Alex edits Unidentified Funny Objects — an annual anthology series of humorous science fiction and fantasy short stories. He’s also the editor of The Cackle of Cthulhu, Humanity 2.0, Coffee, Dark Expanse and Funny Science Fiction anthologies. He’s presently the editor and publisher of Future Science Fiction Digest, a magazine with a strong focus on international fiction.

Translation

Alex’s translations from Russian have appeared or are forthcoming in The Magazine of Fantasy & Science Fiction, Apex Magazine, Samovar, Amazing Stories, and other venues. He’s occasionally available for freelance translation projects, feel free to reach out.

 

Media Kit

50-word bio

Alex Shvartsman is a writer, translator, and anthologist from Brooklyn, NY. His political fantasy novel Eridani’s Crown was published in 2019. Over 120 of his short stories have appeared in Analog, Nature, Strange Horizons, and many other venues. His website is www.alexshvartsman.com.

100-word bio

Alex Shvartsman is the author of other 120 short stories, published in Analog, Nature, Strange Horizons, and elsewhere. He won the WSFA Small Press Award for Short Fiction in 2014 and was a two-time finalist (2015 & 2017) for the Canopus Award for Excellence in Interstellar Fiction. His political fantasy novel Eridani’s Crown was published in 2019. His translations from Russian have appeared in F&SF, Apex, and Samovar. Alex has edited over a dozen anthologies, including the long-running Unidentified Funny Objects series, and is the editor-in-chief of Future Science Fiction Digest. He resides in Brooklyn, NY. His website is www.alexshvartsman.com.

200-word bio

Alex Shvartsman is a writer, translator, game designer, and anthologist from Brooklyn, NY. His adventures so far have included traveling to over 30 countries, playing a card game for a living, and building a successful business. Alex resides in Brooklyn, NY with his wife and son.

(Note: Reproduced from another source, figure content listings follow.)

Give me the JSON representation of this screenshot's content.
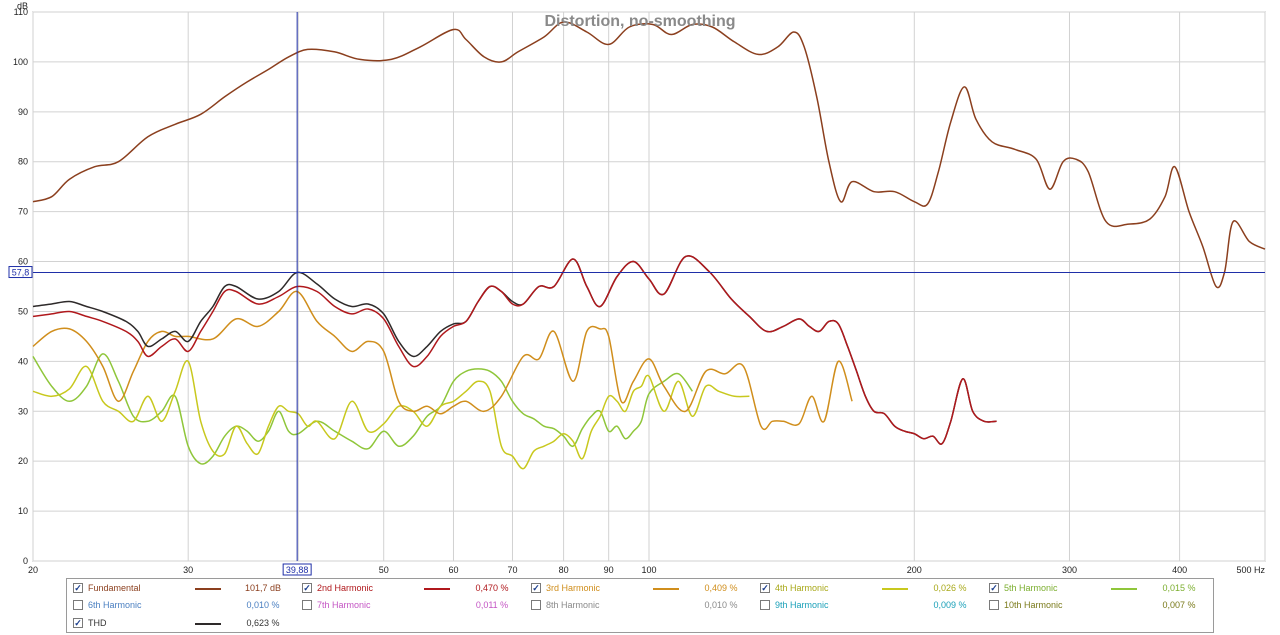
{
  "chart_data": {
    "type": "line",
    "title": "Distortion, no-smoothing",
    "ylabel": "dB",
    "xunit": "Hz",
    "xscale": "log",
    "xlim": [
      20,
      500
    ],
    "ylim": [
      0,
      110
    ],
    "grid": true,
    "x_ticks": [
      20,
      30,
      40,
      50,
      60,
      70,
      80,
      90,
      100,
      200,
      300,
      400,
      500
    ],
    "x_tick_labels": [
      "20",
      "30",
      "",
      "50",
      "60",
      "70",
      "80",
      "90",
      "100",
      "200",
      "300",
      "400",
      "500 Hz"
    ],
    "y_ticks": [
      0,
      10,
      20,
      30,
      40,
      50,
      60,
      70,
      80,
      90,
      100,
      110
    ],
    "cursor": {
      "x": 39.88,
      "y": 57.8,
      "x_label": "39,88",
      "y_label": "57,8",
      "color": "#1f2fa8"
    },
    "series": [
      {
        "name": "Fundamental",
        "color": "#8b3f1e",
        "x": [
          20,
          21,
          22,
          23.5,
          25,
          27,
          29,
          31,
          33,
          35,
          37,
          39,
          41,
          44,
          47,
          51,
          55,
          60,
          62,
          65,
          68,
          71,
          76,
          80,
          85,
          90,
          95,
          101,
          106,
          112,
          118,
          125,
          133,
          140,
          146,
          150,
          155,
          160,
          165,
          170,
          180,
          190,
          200,
          207,
          213,
          220,
          228,
          235,
          245,
          260,
          275,
          285,
          295,
          305,
          315,
          330,
          350,
          370,
          385,
          395,
          410,
          425,
          440,
          450,
          460,
          480,
          500
        ],
        "y": [
          72,
          73,
          76.5,
          79,
          80,
          85,
          87.5,
          89.5,
          93,
          96,
          98.5,
          101,
          102.5,
          102,
          100.5,
          100.5,
          103,
          106.5,
          104.5,
          101,
          100,
          102,
          105,
          108,
          106,
          103.5,
          107,
          107.5,
          105.5,
          107.5,
          107,
          104,
          101.5,
          103,
          106,
          103,
          93,
          80,
          72,
          76,
          74,
          74,
          72,
          71.5,
          78,
          88,
          95,
          88.5,
          84,
          82.5,
          80.5,
          74.5,
          80,
          80.5,
          78,
          68,
          67.5,
          68.5,
          73,
          79,
          70,
          63,
          55,
          58,
          68,
          64,
          62.5
        ]
      },
      {
        "name": "2nd Harmonic",
        "color": "#b0181c",
        "x": [
          20,
          21,
          22,
          23,
          24,
          25.5,
          26.3,
          27,
          28,
          29,
          30,
          31,
          32,
          33,
          34,
          36,
          38,
          39.88,
          42,
          44,
          46,
          48,
          50,
          52,
          54,
          56,
          58,
          60,
          62,
          64,
          66,
          68,
          70,
          72,
          75,
          78,
          82,
          85,
          88,
          92,
          96,
          100,
          104,
          110,
          117,
          124,
          130,
          136,
          142,
          148,
          152,
          156,
          160,
          164,
          168,
          172,
          176,
          180,
          185,
          190,
          195,
          200,
          205,
          210,
          215,
          220,
          227,
          233,
          240,
          248
        ],
        "y": [
          49,
          49.5,
          50,
          49,
          48,
          46,
          44,
          41,
          43,
          44.5,
          42,
          46,
          50,
          54,
          54,
          51.5,
          53,
          55,
          54,
          51,
          49.5,
          50.5,
          48.5,
          43,
          39,
          41,
          45,
          47,
          48,
          52,
          55,
          54,
          51.5,
          51.5,
          55,
          55,
          60.5,
          55,
          51,
          57,
          60,
          56.5,
          53.5,
          61,
          58,
          52.5,
          49,
          46,
          47,
          48.5,
          47,
          46,
          48,
          47.5,
          43,
          38,
          33,
          30,
          29.5,
          27,
          26,
          25.5,
          24.5,
          25,
          23.5,
          28,
          36.5,
          30,
          28,
          28
        ]
      },
      {
        "name": "3rd Harmonic",
        "color": "#d08e1c",
        "x": [
          20,
          21,
          22,
          23,
          24,
          25,
          26,
          27,
          28,
          29,
          30,
          32,
          34,
          36,
          38,
          39.88,
          42,
          44,
          46,
          48,
          50,
          52,
          54,
          56,
          58,
          60,
          62,
          65,
          68,
          72,
          75,
          78,
          82,
          85,
          88,
          90,
          93,
          96,
          100,
          104,
          110,
          116,
          122,
          128,
          134,
          138,
          142,
          148,
          153,
          158,
          164,
          170
        ],
        "y": [
          43,
          46,
          46.5,
          44,
          39,
          32,
          38,
          44,
          46,
          45,
          45,
          44.5,
          48.5,
          47,
          50,
          54,
          48,
          45,
          42,
          44,
          42,
          32,
          30,
          31,
          29.5,
          31,
          32,
          30,
          33,
          41,
          40.5,
          46,
          36,
          46,
          46.5,
          45,
          32,
          36,
          40.5,
          35,
          30,
          38,
          37.5,
          39,
          27,
          28,
          28,
          27.5,
          33,
          28,
          40,
          32
        ]
      },
      {
        "name": "4th Harmonic",
        "color": "#c8c81e",
        "x": [
          20,
          21,
          22,
          23,
          24,
          25,
          26,
          27,
          28,
          29,
          30,
          31,
          32,
          33,
          34,
          35,
          36,
          37,
          38,
          39,
          40,
          41,
          42,
          44,
          46,
          48,
          50,
          52,
          54,
          56,
          58,
          60,
          62,
          64,
          66,
          68,
          70,
          72,
          74,
          76,
          78,
          80,
          82,
          84,
          86,
          88,
          90,
          92,
          94,
          96,
          98,
          100,
          104,
          108,
          112,
          116,
          120,
          125,
          130
        ],
        "y": [
          34,
          33,
          34.5,
          39,
          32,
          30,
          28,
          33,
          28,
          34,
          40,
          28,
          22,
          21.5,
          27,
          23.5,
          21.5,
          27,
          31,
          30,
          29.5,
          27,
          28,
          24.5,
          32,
          26,
          27.5,
          31,
          30,
          27,
          31,
          32,
          34,
          36,
          34,
          23,
          21,
          18.5,
          22,
          23,
          24,
          25.5,
          24,
          20.5,
          26,
          29,
          33,
          32,
          30,
          34,
          35,
          37,
          30,
          36,
          29,
          35,
          34,
          33,
          33
        ]
      },
      {
        "name": "5th Harmonic",
        "color": "#8fc63a",
        "x": [
          20,
          21,
          22,
          23,
          24,
          25,
          26,
          27,
          28,
          29,
          30,
          31,
          32,
          33,
          34,
          35,
          36,
          37,
          38,
          39,
          40,
          42,
          44,
          46,
          48,
          50,
          52,
          54,
          56,
          58,
          60,
          62,
          64,
          66,
          68,
          70,
          72,
          74,
          76,
          78,
          80,
          82,
          84,
          86,
          88,
          90,
          92,
          94,
          96,
          98,
          100,
          104,
          108,
          112
        ],
        "y": [
          41,
          35,
          32,
          35,
          41.5,
          36,
          29,
          28,
          30,
          33,
          23,
          19.5,
          21,
          25,
          27,
          26,
          24,
          26,
          30,
          26,
          25.5,
          28,
          26,
          24,
          22.5,
          26,
          23,
          25,
          29,
          31,
          36,
          38,
          38.5,
          38,
          36,
          32,
          29.5,
          28.5,
          27,
          26.5,
          25,
          23,
          26.5,
          29,
          30,
          26,
          27,
          24.5,
          26,
          28,
          33.5,
          36,
          37.5,
          34
        ]
      },
      {
        "name": "THD",
        "color": "#2e2a2a",
        "x": [
          20,
          21,
          22,
          23,
          24,
          25.5,
          26.3,
          27,
          28,
          29,
          30,
          31,
          32,
          33,
          34,
          36,
          38,
          39.88,
          42,
          44,
          46,
          48,
          50,
          52,
          54,
          56,
          58,
          60,
          62,
          64,
          66,
          68,
          70,
          72,
          75,
          78,
          82,
          85,
          88,
          92,
          96,
          100,
          104,
          110,
          117,
          124,
          130,
          136,
          142,
          148,
          152,
          156,
          160,
          164,
          168,
          172,
          176,
          180,
          185,
          190,
          195,
          200,
          205,
          210,
          215,
          220,
          227,
          233,
          240,
          248
        ],
        "y": [
          51,
          51.5,
          52,
          51,
          50,
          48,
          46,
          43,
          44.5,
          46,
          44,
          48,
          51,
          55,
          55,
          52.5,
          54,
          57.8,
          55.5,
          52.5,
          51,
          51.5,
          49.5,
          44,
          41,
          43,
          46,
          47.5,
          48,
          52,
          55,
          54,
          52,
          51.5,
          55,
          55,
          60.5,
          55,
          51,
          57,
          60,
          56.5,
          53.5,
          61,
          58,
          52.5,
          49,
          46,
          47,
          48.5,
          47,
          46,
          48,
          47.5,
          43,
          38,
          33,
          30,
          29.5,
          27,
          26,
          25.5,
          24.5,
          25,
          23.5,
          28,
          36.5,
          30,
          28,
          28
        ]
      }
    ]
  },
  "legend": {
    "items": [
      {
        "label": "Fundamental",
        "value": "101,7 dB",
        "checked": true,
        "color": "#8b3f1e",
        "text_color": "#8b3f1e"
      },
      {
        "label": "2nd Harmonic",
        "value": "0,470 %",
        "checked": true,
        "color": "#b0181c",
        "text_color": "#b0181c"
      },
      {
        "label": "3rd Harmonic",
        "value": "0,409 %",
        "checked": true,
        "color": "#d08e1c",
        "text_color": "#d08e1c"
      },
      {
        "label": "4th Harmonic",
        "value": "0,026 %",
        "checked": true,
        "color": "#c8c81e",
        "text_color": "#a8a818"
      },
      {
        "label": "5th Harmonic",
        "value": "0,015 %",
        "checked": true,
        "color": "#8fc63a",
        "text_color": "#7bae2e"
      },
      {
        "label": "6th Harmonic",
        "value": "0,010 %",
        "checked": false,
        "color": "",
        "text_color": "#4a7fc1"
      },
      {
        "label": "7th Harmonic",
        "value": "0,011 %",
        "checked": false,
        "color": "",
        "text_color": "#c455c4"
      },
      {
        "label": "8th Harmonic",
        "value": "0,010 %",
        "checked": false,
        "color": "",
        "text_color": "#8a8a8a"
      },
      {
        "label": "9th Harmonic",
        "value": "0,009 %",
        "checked": false,
        "color": "",
        "text_color": "#1aa0b8"
      },
      {
        "label": "10th Harmonic",
        "value": "0,007 %",
        "checked": false,
        "color": "",
        "text_color": "#7a7a1a"
      },
      {
        "label": "THD",
        "value": "0,623 %",
        "checked": true,
        "color": "#2e2a2a",
        "text_color": "#333333"
      }
    ],
    "checkmark": "✓"
  }
}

Over 120 of his short stories have appeared in Analog, Nature, Strange Horizons, Fireside, Weird Tales, Galaxy’s Edge, and many other venues. He won the WSFA Small Press Award for Short Fiction in 2014 and was a two-time finalist (2015 & 2017) for the Canopus Award for Excellence in Interstellar Fiction. His political fantasy novel Eridani’s Crown was published in 2019.

Alex’s translations from Russian have appeared in The Magazine of Fantasy & Science Fiction, Apex, Samovar, Amazing Stories, and other venues.

He’s the editor of the Unidentified Funny Objects series of humorous SF/F, as well as a variety of other anthologies, including The Cackle of Cthulhu (Baen), Humanity 2.0 (Arc Manor), and Funny Science Fiction (UFO).  He’s the editor and publisher of Future Science Fiction Digest, a magazine that focuses on international fiction.

His website is www.alexshvartsman.com and his Twitter handle is @AShvartsman.

 

One Response to About

  1. Alex Shvartsman says:

    Dear Larry,

    First of all, thank you very much for supporting our Kickstarter campaign and pre-ordering the book!

    The current pro rates are 5c/word for original fiction (as defined by SFWA.org)

    Although there are no “official” pro rates for reprints, pro markets that accept and publish reprints typically pay 1c/word.

    There are lots of markets out there that pay less, as well. Anything at 1c+ for original short stories is considered “semi-pro.” Which is to say that there are still not a lot of money in our industry.

    If you plan on publishing SF/F related material and have any questions, I’ll be happy to offer my advice and (limited) expertise, should you have any questions.